Sin embargo, el pequeño y sagaz galo y su fiel y glotón colega no habrían llegado al medio siglo de exitosa existencia y no hubiesen superado la prematura e irreparable pérdida de uno de sus creadores (Goscinny falleció en 1977) sin la ayuda de la verdadera poción mágica, de la secreta fórmula infalible, tan sólo al alcance de sensatos y discretos druidas como Panoramix.
En este caso, el talento indiscutible de dos artistas, dibujante y guionista, en perfecta compenetración, hizo realidad el complicadísimo milagro de dar con unos graciosos arquetipos, rebosantes de humanidad, que encarnan valores, vicios y defectos de carácter universal.
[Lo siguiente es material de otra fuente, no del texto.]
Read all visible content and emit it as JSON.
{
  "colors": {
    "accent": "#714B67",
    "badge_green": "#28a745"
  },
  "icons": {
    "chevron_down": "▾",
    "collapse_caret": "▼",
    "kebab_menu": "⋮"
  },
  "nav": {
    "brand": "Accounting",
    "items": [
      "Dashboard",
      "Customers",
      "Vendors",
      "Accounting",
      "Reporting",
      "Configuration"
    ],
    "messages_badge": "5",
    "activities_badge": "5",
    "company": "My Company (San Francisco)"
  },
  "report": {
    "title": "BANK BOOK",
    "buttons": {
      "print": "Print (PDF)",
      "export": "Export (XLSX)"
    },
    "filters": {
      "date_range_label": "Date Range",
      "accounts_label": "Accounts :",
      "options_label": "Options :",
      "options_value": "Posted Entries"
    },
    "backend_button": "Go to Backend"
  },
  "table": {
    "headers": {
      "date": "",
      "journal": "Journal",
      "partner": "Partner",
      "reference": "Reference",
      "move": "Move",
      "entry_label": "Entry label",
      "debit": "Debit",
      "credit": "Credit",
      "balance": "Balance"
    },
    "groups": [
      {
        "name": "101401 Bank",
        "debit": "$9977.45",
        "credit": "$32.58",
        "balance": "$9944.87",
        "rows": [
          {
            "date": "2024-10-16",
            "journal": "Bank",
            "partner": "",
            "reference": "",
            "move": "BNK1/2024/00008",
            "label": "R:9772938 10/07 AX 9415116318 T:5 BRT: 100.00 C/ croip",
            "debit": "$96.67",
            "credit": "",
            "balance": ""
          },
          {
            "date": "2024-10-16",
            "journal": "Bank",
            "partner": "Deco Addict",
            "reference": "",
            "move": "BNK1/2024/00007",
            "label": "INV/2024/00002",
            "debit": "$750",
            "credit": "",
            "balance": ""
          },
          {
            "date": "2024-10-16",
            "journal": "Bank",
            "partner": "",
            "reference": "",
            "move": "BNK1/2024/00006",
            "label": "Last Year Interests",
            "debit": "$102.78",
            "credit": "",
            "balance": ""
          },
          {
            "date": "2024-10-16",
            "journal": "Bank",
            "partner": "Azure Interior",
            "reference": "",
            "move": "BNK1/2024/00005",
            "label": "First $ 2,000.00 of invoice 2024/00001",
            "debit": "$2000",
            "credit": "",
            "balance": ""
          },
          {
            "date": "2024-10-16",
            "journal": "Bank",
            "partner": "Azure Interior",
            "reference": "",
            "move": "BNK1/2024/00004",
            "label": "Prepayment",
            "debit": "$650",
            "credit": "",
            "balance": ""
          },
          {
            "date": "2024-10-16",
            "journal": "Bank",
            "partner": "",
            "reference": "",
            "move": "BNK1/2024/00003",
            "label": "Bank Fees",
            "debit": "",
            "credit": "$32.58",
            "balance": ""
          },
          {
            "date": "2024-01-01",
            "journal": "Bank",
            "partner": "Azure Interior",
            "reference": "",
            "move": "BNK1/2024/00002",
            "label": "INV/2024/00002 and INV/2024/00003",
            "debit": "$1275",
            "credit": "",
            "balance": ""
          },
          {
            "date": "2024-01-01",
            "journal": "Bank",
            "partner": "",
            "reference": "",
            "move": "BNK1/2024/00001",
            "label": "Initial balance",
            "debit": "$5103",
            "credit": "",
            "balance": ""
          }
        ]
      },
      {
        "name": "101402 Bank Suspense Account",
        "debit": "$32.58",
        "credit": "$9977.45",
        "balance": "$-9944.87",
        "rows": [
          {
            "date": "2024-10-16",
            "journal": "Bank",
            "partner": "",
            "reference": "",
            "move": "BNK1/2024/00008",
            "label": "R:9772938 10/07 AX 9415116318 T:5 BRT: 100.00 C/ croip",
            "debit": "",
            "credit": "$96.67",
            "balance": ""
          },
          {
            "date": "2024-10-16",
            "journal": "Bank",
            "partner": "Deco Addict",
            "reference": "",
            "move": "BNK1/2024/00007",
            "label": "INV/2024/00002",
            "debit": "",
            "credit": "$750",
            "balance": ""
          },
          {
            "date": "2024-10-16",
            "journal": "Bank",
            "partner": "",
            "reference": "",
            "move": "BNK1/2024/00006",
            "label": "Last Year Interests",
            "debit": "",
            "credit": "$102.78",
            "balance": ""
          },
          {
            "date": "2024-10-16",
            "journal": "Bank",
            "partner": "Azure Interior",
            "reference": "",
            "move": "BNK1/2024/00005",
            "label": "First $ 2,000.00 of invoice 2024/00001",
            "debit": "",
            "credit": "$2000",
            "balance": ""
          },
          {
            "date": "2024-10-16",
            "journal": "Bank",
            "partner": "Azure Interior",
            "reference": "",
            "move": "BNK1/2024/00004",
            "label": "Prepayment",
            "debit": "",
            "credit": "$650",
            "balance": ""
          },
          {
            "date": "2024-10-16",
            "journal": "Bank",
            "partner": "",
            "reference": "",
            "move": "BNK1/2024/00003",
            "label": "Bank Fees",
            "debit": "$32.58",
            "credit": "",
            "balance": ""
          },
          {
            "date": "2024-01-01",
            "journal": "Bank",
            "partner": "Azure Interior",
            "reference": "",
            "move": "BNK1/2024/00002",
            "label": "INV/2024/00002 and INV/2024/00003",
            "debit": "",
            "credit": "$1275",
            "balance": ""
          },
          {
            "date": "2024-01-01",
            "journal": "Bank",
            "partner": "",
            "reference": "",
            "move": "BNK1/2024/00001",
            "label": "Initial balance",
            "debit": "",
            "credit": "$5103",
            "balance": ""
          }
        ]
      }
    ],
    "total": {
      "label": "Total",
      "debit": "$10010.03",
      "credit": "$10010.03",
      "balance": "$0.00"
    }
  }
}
En los antípodas de los superhéroes del tebeo norteamericano o de Tintín, su primo atildado y algo cursi, las viñetas de Uderzo-Goscinny ofrecen una variopinta y sensacional galería de personajes inolvidables (la enérgica mujer del jefe, Karabella; el diminuto y expresivo Ideafix; el anciano Edadepiédrix, casado con una tremenda mujer; Eseautomatix, el airado herrero, siempre poniendo en duda la frescura del pescado de su vecino, Ordenalfabetix; el pobre bardo, Asurancetúrix, al que nadie está dispuesto a escuchar cantar; la hilarante troupe de los piratas desdichados…) que uno puede identificar perfectamente con determinadas personas de su entorno más inmediato, a poco que preste atención y observe la realidad con la aparente ingenuidad de un niño travieso. Con la misma mirada, entre atónita y descreída, con que contemplaría la aldea de Astérix y compañía un legionario romano desde su puesto de vigilancia en el campamento de Petibonum.